Traité de Francfort : la fin de la guerre franco-allemande
Signé le 10 mai 1871, le traité de Francfort met fin à la guerre franco-allemande de 1870. L'une des conditions de ce traité est le rattachement de l'Alsace-Lorraine à l'Empire allemand.
Résumé du traité de Francfort - Le traité de Francfort est un accord signé entre l'Empire allemand et la République française, le 10 mai 1871. Il marque la fin de la guerre franco-allemande, commencée en juillet 1870. Le conflit avait éclaté à la suite d'une manœuvre diplomatique d'Otto von Bismarck, ministre-président de la Prusse. Ce dernier, architecte de l'unification allemande autour du royaume de Prusse, comptait arracher de nouveaux territoires à l'Empire français de Napoléon III. Mal préparée, la France fut vaincue, ce qui entraîna la chute du Second Empire et le début de la Troisième République. L'armistice franco-allemand impose l'élection d'une nouvelle Assemblée nationale. Après la défaite, la jeune République française signe le traité de Francfort. Elle doit céder l'Alsace-Lorraine à l'Empire allemand, qui vient d'être proclamé. Par ailleurs, l'Allemagne exige le versement d'une somme de 5 milliards de francs-or. La France sort humiliée de ce conflit, ce qui alimente pendant un temps l'esprit de revanche contre l'Allemagne.

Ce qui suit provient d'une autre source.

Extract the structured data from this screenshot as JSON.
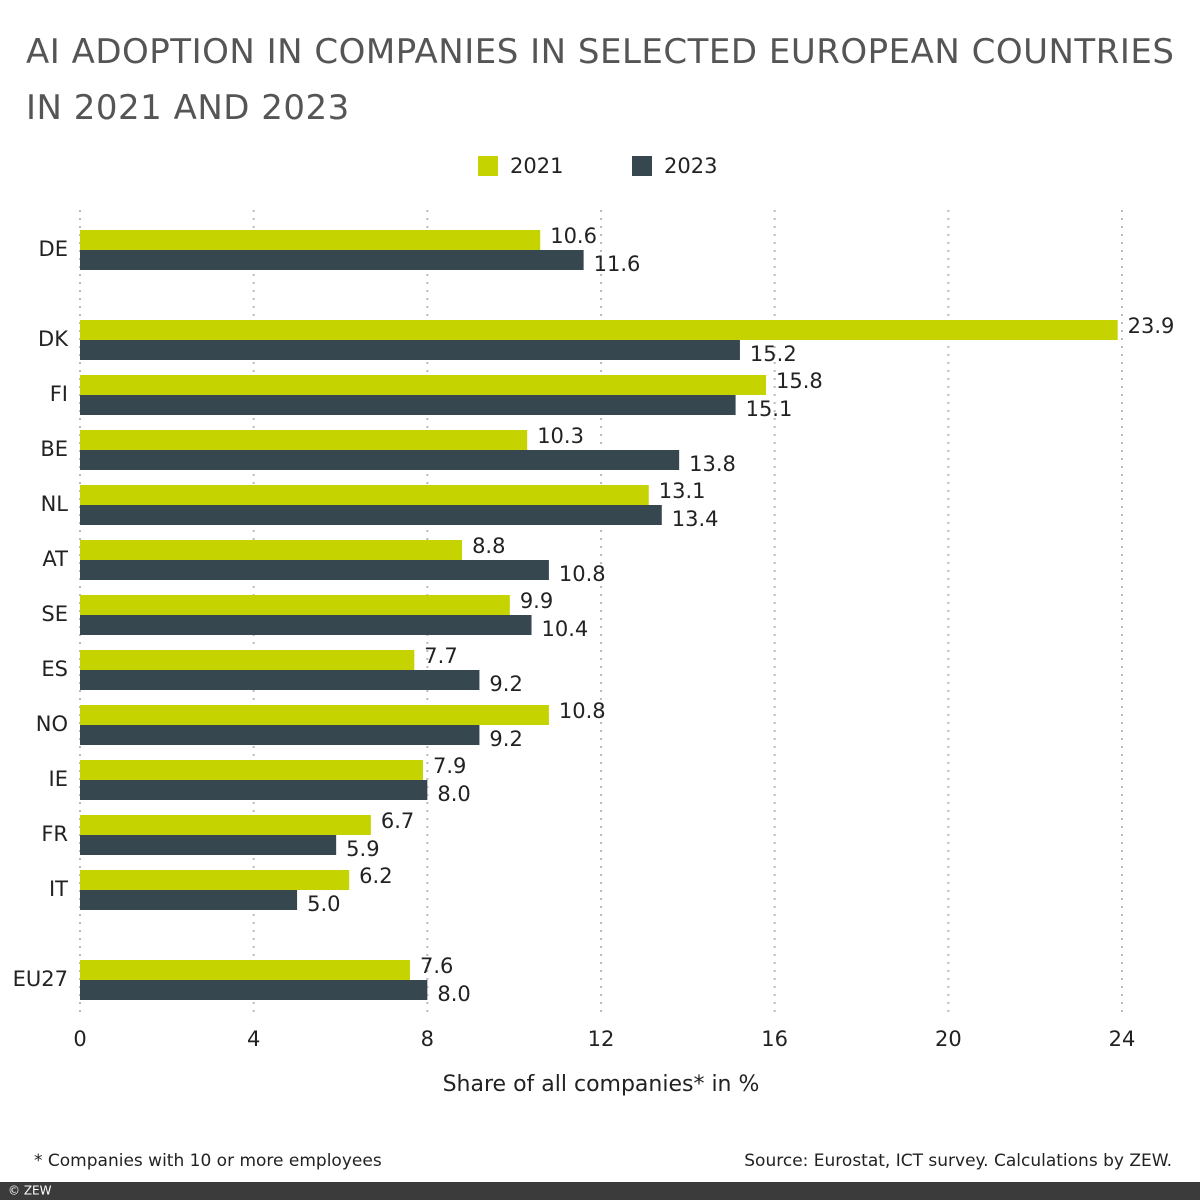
{
  "chart_data": {
    "type": "hbar",
    "title": "AI ADOPTION IN COMPANIES IN SELECTED EUROPEAN COUNTRIES IN 2021 AND 2023",
    "categories": [
      "DE",
      "DK",
      "FI",
      "BE",
      "NL",
      "AT",
      "SE",
      "ES",
      "NO",
      "IE",
      "FR",
      "IT",
      "EU27"
    ],
    "series": [
      {
        "name": "2021",
        "color": "#c5d400",
        "values": [
          10.6,
          23.9,
          15.8,
          10.3,
          13.1,
          8.8,
          9.9,
          7.7,
          10.8,
          7.9,
          6.7,
          6.2,
          7.6
        ],
        "value_labels": [
          "10.6",
          "23.9",
          "15.8",
          "10.3",
          "13.1",
          "8.8",
          "9.9",
          "7.7",
          "10.8",
          "7.9",
          "6.7",
          "6.2",
          "7.6"
        ]
      },
      {
        "name": "2023",
        "color": "#37474f",
        "values": [
          11.6,
          15.2,
          15.1,
          13.8,
          13.4,
          10.8,
          10.4,
          9.2,
          9.2,
          8.0,
          5.9,
          5.0,
          8.0
        ],
        "value_labels": [
          "11.6",
          "15.2",
          "15.1",
          "13.8",
          "13.4",
          "10.8",
          "10.4",
          "9.2",
          "9.2",
          "8.0",
          "5.9",
          "5.0",
          "8.0"
        ]
      }
    ],
    "xlim": [
      0,
      24
    ],
    "xticks": [
      0,
      4,
      8,
      12,
      16,
      20,
      24
    ],
    "grid": true,
    "xlabel": "Share of all companies* in %",
    "footnote": "* Companies with 10 or more employees",
    "source": "Source: Eurostat, ICT survey. Calculations by ZEW.",
    "copyright": "© ZEW"
  }
}
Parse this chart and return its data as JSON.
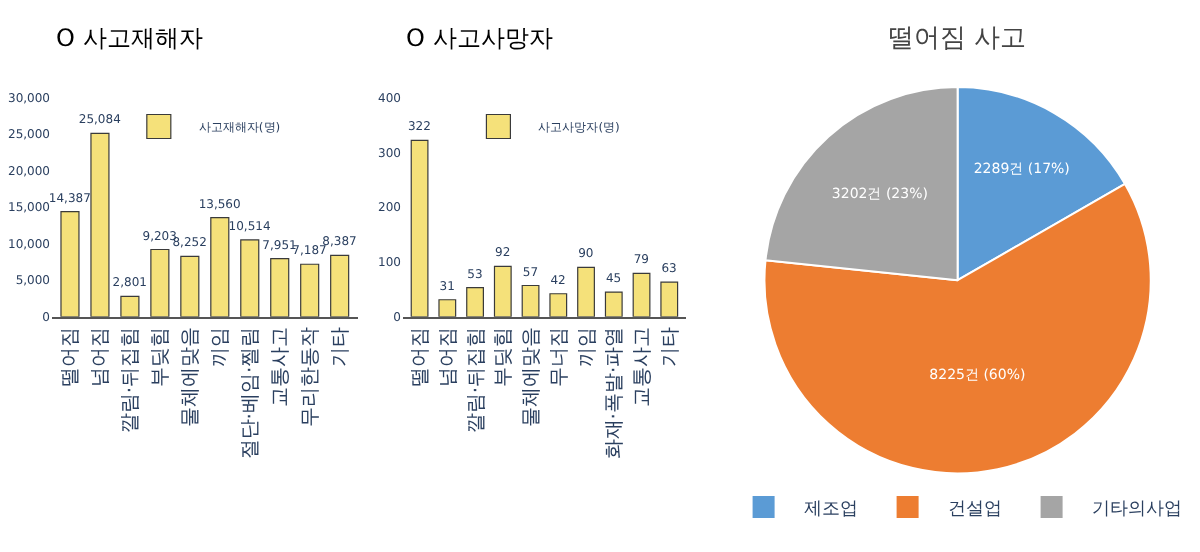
{
  "chart_data": [
    {
      "type": "bar",
      "title": "O 사고재해자",
      "categories": [
        "떨어짐",
        "넘어짐",
        "깔림·뒤집힘",
        "부딪힘",
        "물체에맞음",
        "끼임",
        "절단·베임·찔림",
        "교통사고",
        "무리한동작",
        "기타"
      ],
      "series": [
        {
          "name": "사고재해자(명)",
          "color": "#f5e17a",
          "values": [
            14387,
            25084,
            2801,
            9203,
            8252,
            13560,
            10514,
            7951,
            7187,
            8387
          ],
          "value_labels": [
            "14,387",
            "25,084",
            "2,801",
            "9,203",
            "8,252",
            "13,560",
            "10,514",
            "7,951",
            "7,187",
            "8,387"
          ]
        }
      ],
      "ylim": [
        0,
        30000
      ],
      "yticks": [
        {
          "value": 0,
          "label": "0"
        },
        {
          "value": 5000,
          "label": "5,000"
        },
        {
          "value": 10000,
          "label": "10,000"
        },
        {
          "value": 15000,
          "label": "15,000"
        },
        {
          "value": 20000,
          "label": "20,000"
        },
        {
          "value": 25000,
          "label": "25,000"
        },
        {
          "value": 30000,
          "label": "30,000"
        }
      ],
      "legend": "top"
    },
    {
      "type": "bar",
      "title": "O 사고사망자",
      "categories": [
        "떨어짐",
        "넘어짐",
        "깔림·뒤집힘",
        "부딪힘",
        "물체에맞음",
        "무너짐",
        "끼임",
        "화재·폭발·파열",
        "교통사고",
        "기타"
      ],
      "series": [
        {
          "name": "사고사망자(명)",
          "color": "#f5e17a",
          "values": [
            322,
            31,
            53,
            92,
            57,
            42,
            90,
            45,
            79,
            63
          ]
        }
      ],
      "data_labels": true,
      "ylim": [
        0,
        400
      ],
      "yticks": [
        0,
        100,
        200,
        300,
        400
      ],
      "legend": "top"
    },
    {
      "type": "pie",
      "title": "떨어짐 사고",
      "categories": [
        "제조업",
        "건설업",
        "기타의사업"
      ],
      "values": [
        2289,
        8225,
        3202
      ],
      "colors": [
        "#5b9bd5",
        "#ed7d31",
        "#a5a5a5"
      ],
      "value_labels": [
        "2289건 (17%)",
        "8225건 (60%)",
        "3202건 (23%)"
      ],
      "legend": "bottom"
    }
  ]
}
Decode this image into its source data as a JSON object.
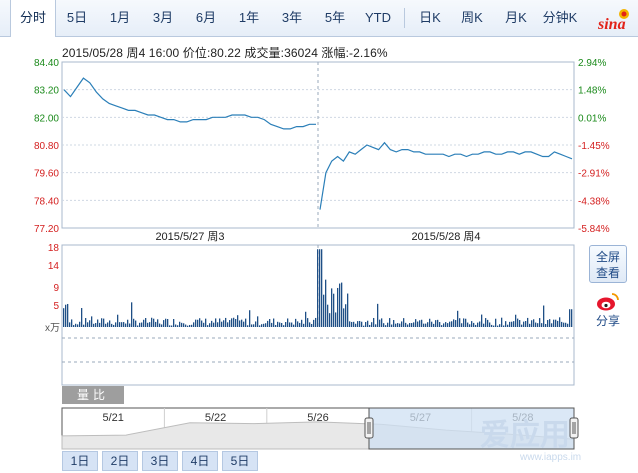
{
  "tabs": [
    {
      "label": "分时",
      "active": true
    },
    {
      "label": "5日"
    },
    {
      "label": "1月"
    },
    {
      "label": "3月"
    },
    {
      "label": "6月"
    },
    {
      "label": "1年"
    },
    {
      "label": "3年"
    },
    {
      "label": "5年"
    },
    {
      "label": "YTD"
    },
    {
      "label": "日K"
    },
    {
      "label": "周K"
    },
    {
      "label": "月K"
    },
    {
      "label": "分钟K"
    }
  ],
  "logo_text": "sina",
  "info": "2015/05/28 周4 16:00  价位:80.22  成交量:36024  涨幅:-2.16%",
  "price_axis": [
    "84.40",
    "83.20",
    "82.00",
    "80.80",
    "79.60",
    "78.40",
    "77.20"
  ],
  "pct_axis": [
    "2.94%",
    "1.48%",
    "0.01%",
    "-1.45%",
    "-2.91%",
    "-4.38%",
    "-5.84%"
  ],
  "date_labels": [
    "2015/5/27 周3",
    "2015/5/28 周4"
  ],
  "vol_axis": [
    "18",
    "14",
    "9",
    "5"
  ],
  "vol_unit": "x万",
  "side_buttons": {
    "fullscreen": "全屏\n查看",
    "share": "分享"
  },
  "vol_tab": "量比",
  "nav_dates": [
    "5/21",
    "5/22",
    "5/26",
    "5/27",
    "5/28"
  ],
  "range_tabs": [
    "1日",
    "2日",
    "3日",
    "4日",
    "5日"
  ],
  "watermark": "爱应用",
  "watermark_url": "www.iapps.im",
  "colors": {
    "line": "#2b7fb8",
    "up": "#1a8a1a",
    "down": "#d42020",
    "volume": "#1f4f86"
  },
  "chart_data": {
    "type": "line",
    "price_range": [
      77.2,
      84.4
    ],
    "day1_prices": [
      83.2,
      82.9,
      83.3,
      83.7,
      83.5,
      83.1,
      82.8,
      82.6,
      82.5,
      82.4,
      82.3,
      82.3,
      82.2,
      82.1,
      82.1,
      82.0,
      81.9,
      81.9,
      81.8,
      81.8,
      81.9,
      81.9,
      81.9,
      82.0,
      82.0,
      82.0,
      82.1,
      82.1,
      82.1,
      82.0,
      82.0,
      81.9,
      81.7,
      81.6,
      81.5,
      81.5,
      81.6,
      81.6,
      81.7,
      81.7
    ],
    "day2_prices": [
      78.0,
      79.6,
      80.1,
      80.3,
      80.1,
      80.5,
      80.4,
      80.6,
      80.8,
      80.7,
      80.6,
      80.9,
      80.6,
      80.5,
      80.6,
      80.6,
      80.5,
      80.5,
      80.4,
      80.4,
      80.4,
      80.4,
      80.3,
      80.4,
      80.4,
      80.3,
      80.4,
      80.4,
      80.5,
      80.5,
      80.4,
      80.4,
      80.5,
      80.5,
      80.4,
      80.5,
      80.5,
      80.4,
      80.3,
      80.3,
      80.5,
      80.4,
      80.3,
      80.2
    ],
    "volume_max": 18,
    "nav_closes": [
      80.6,
      80.7,
      82.2,
      82.1,
      82.3,
      82.0,
      81.3,
      80.8,
      80.2
    ]
  }
}
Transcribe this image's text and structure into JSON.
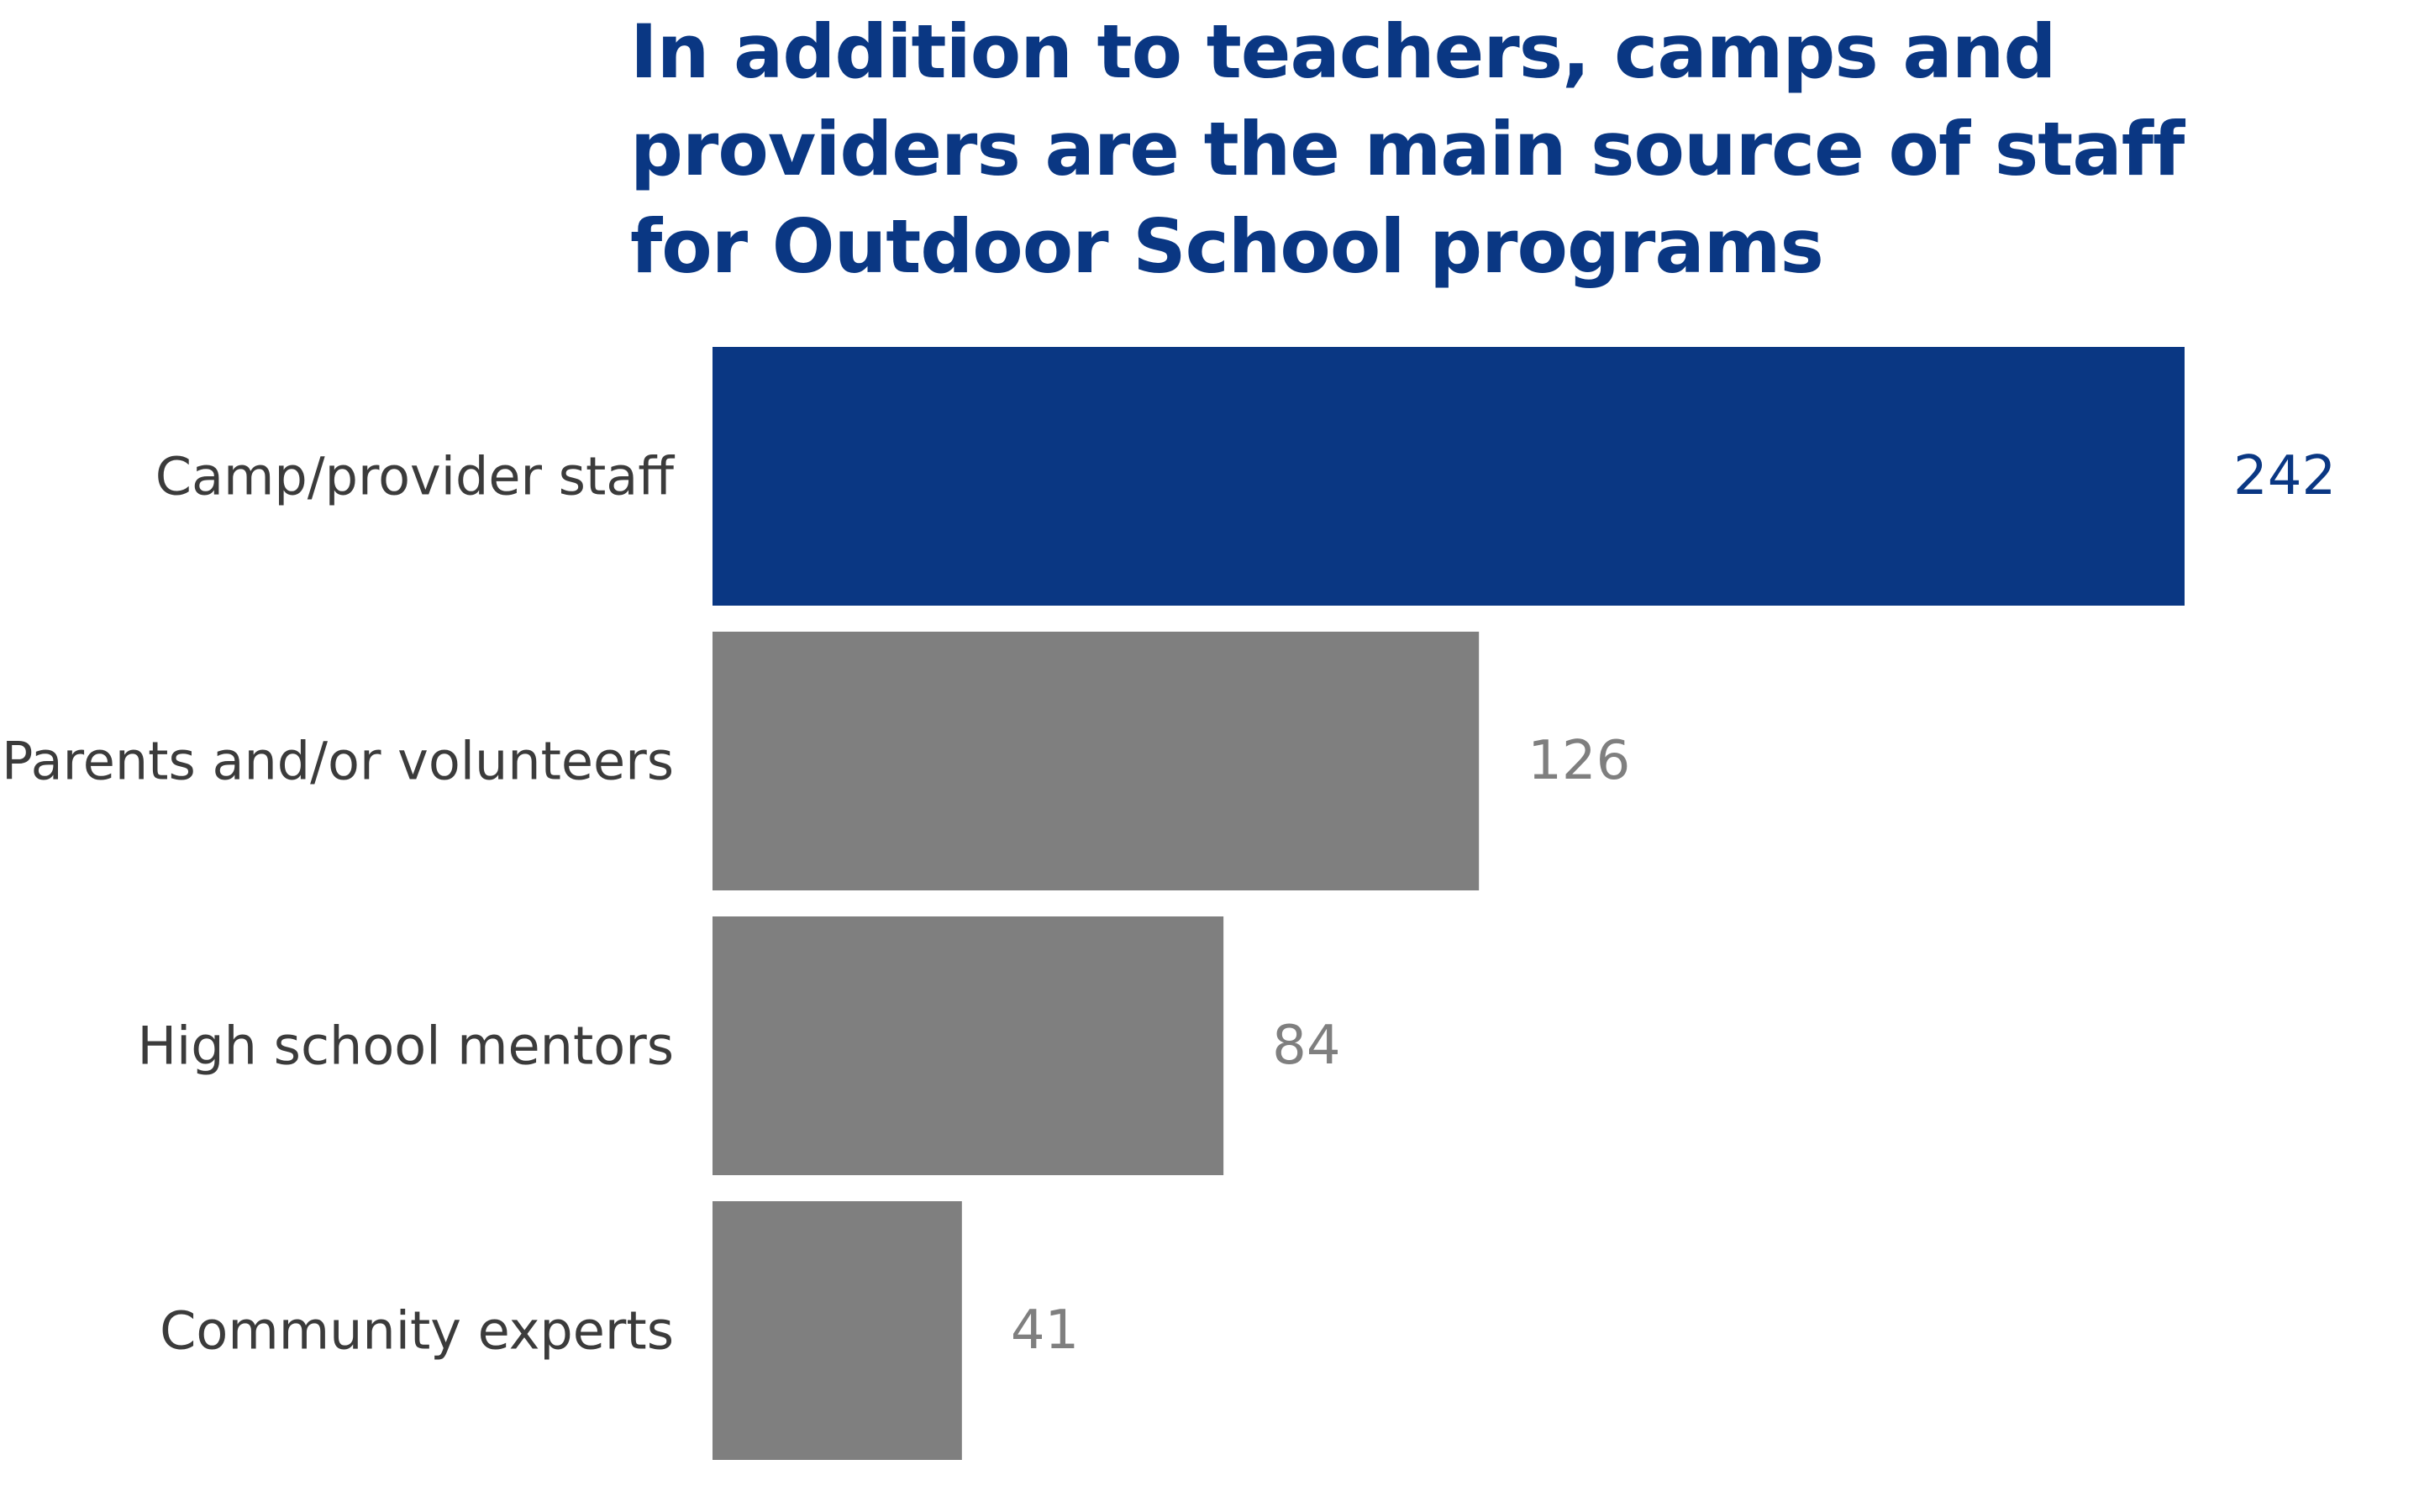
{
  "chart_data": {
    "type": "bar",
    "orientation": "horizontal",
    "title_lines": [
      "In addition to teachers, camps and",
      "providers are the main source of staff",
      "for Outdoor School programs"
    ],
    "categories": [
      "Camp/provider staff",
      "Parents and/or volunteers",
      "High school mentors",
      "Community experts"
    ],
    "values": [
      242,
      126,
      84,
      41
    ],
    "value_labels": [
      "242",
      "126",
      "84",
      "41"
    ],
    "xlim": [
      0,
      242
    ],
    "grid": false,
    "legend": "none",
    "colors": {
      "title": "#0a3783",
      "highlight": "#0a3783",
      "default": "#7f7f7f",
      "category_text": "#3b3b3b"
    },
    "highlight_index": 0
  }
}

Quelles sont les causes du traité de Francfort ?
Le traité de Francfort met fin à la guerre franco-prussienne, aussi appelée "guerre de 1870". Ce conflit trouve sa source dans les mouvements nationalistes qui secouent l'Europe au XIXe siècle. Dès le début du siècle, l'Allemagne est sur la voie de l'unification. Dans les années 1860, Otto von Bismarck, ministre-président prussien, souhaite la création d'un nouvel Etat-nation autour du royaume de Prusse. Pour cela, il doit mettre fin à l'influence de l'Autriche au sein de la Confédération germanique. Sachant qu'un conflit se profile entre la Prusse et l'Autriche, Napoléon III, empereur des Français, négocie sa neutralité en échange de certains territoires, mais ses manœuvres échouent. Après la défaite de l'Autriche en 1866, Bismarck piège la France grâce à un imbroglio diplomatique. Outrée par la dépêche d'Ems, la France déclare la guerre à la Prusse (officiellement, la confédération de l'Allemagne du Nord et ses alliés) le 19 juillet 1870. Mal préparée, l'armée française est vaincue. Lors de la victoire prussienne à la bataille de Sedan (septembre 1870), Napoléon III est fait prisonnier. C'est la fin du Second Empire et le début de la Troisième République. Le 28 janvier 1871, la République française signe un armistice qui prévoit l'élection d'une nouvelle Assemblée nationale. Celle-ci est élue le 8 février 1871. Adolphe Thiers, "chef du pouvoir exécutif de la République française", signe le traité préliminaire de paix à Versailles le 26 février, confirmé par le traité de Francfort, le 10 mai.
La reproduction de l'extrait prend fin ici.